Is that according to the Word of God?  "If we confess our sins, He is faithful and just to forgive us our sins, and to," katharizó – catharsis, cathartic, cleansing, "and to cleanse us from all unrighteousness" [1 John 1:9].  That is, when the man accepts Christ, he is as fully justified that minute, for all of the deeds of the past, for all of the deeds of the present, and for all the deeds of the future [Romans 4:25].  Everything; what the man has done, will do, all of it is paid for, atoned for, washed away in the blood of the Lamb.  You can sing, and beautifully so:

 

Jesus paid it all. 

All to Him I owe. 

Sin had left a crimson stain. 

He washed it white as snow.

["Jesus Paid It All"; Elvina M. Hall, 1865]

 

"Cleanses us from all unrighteousness" [1 John 1:9]. 

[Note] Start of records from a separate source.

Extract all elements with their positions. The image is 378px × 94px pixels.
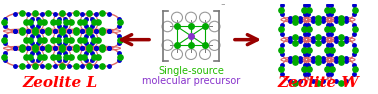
Text: Single-source: Single-source — [158, 66, 224, 76]
Text: molecular precursor: molecular precursor — [142, 76, 240, 86]
Text: Zeolite L: Zeolite L — [22, 76, 98, 90]
Text: $^{-}$: $^{-}$ — [220, 1, 226, 10]
Text: Zeolite W: Zeolite W — [277, 76, 359, 90]
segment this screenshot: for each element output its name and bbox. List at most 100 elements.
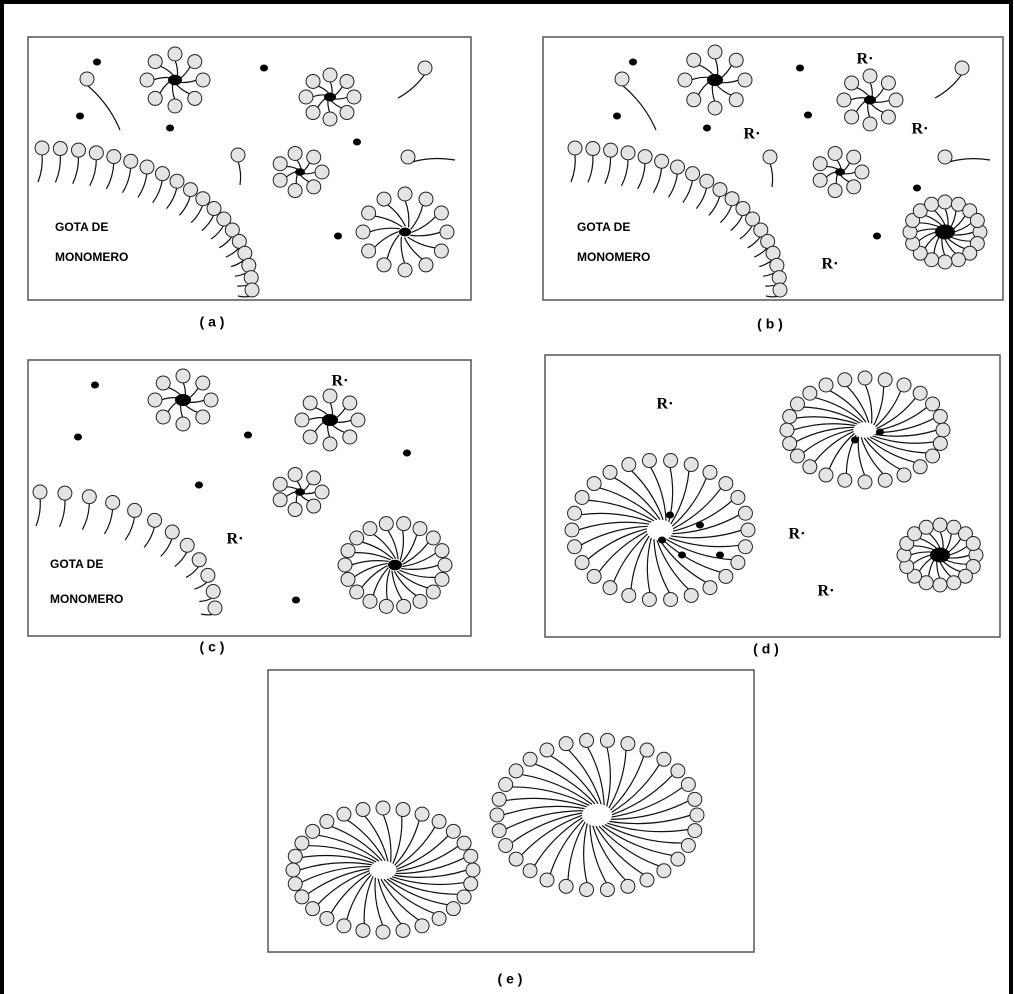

Immediately and now, while we’re on television; the invitation to look to Christ as Savior, to accept Him in all that He promised to be and to do, and here in this vast assembly, in the balcony round, you, on this lower floor, you, to give your heart to Christ, to answer God’s call and to come into the fellowship of the church, on the first note of the first stanza, come.  Do it now, while we stand and while we sing.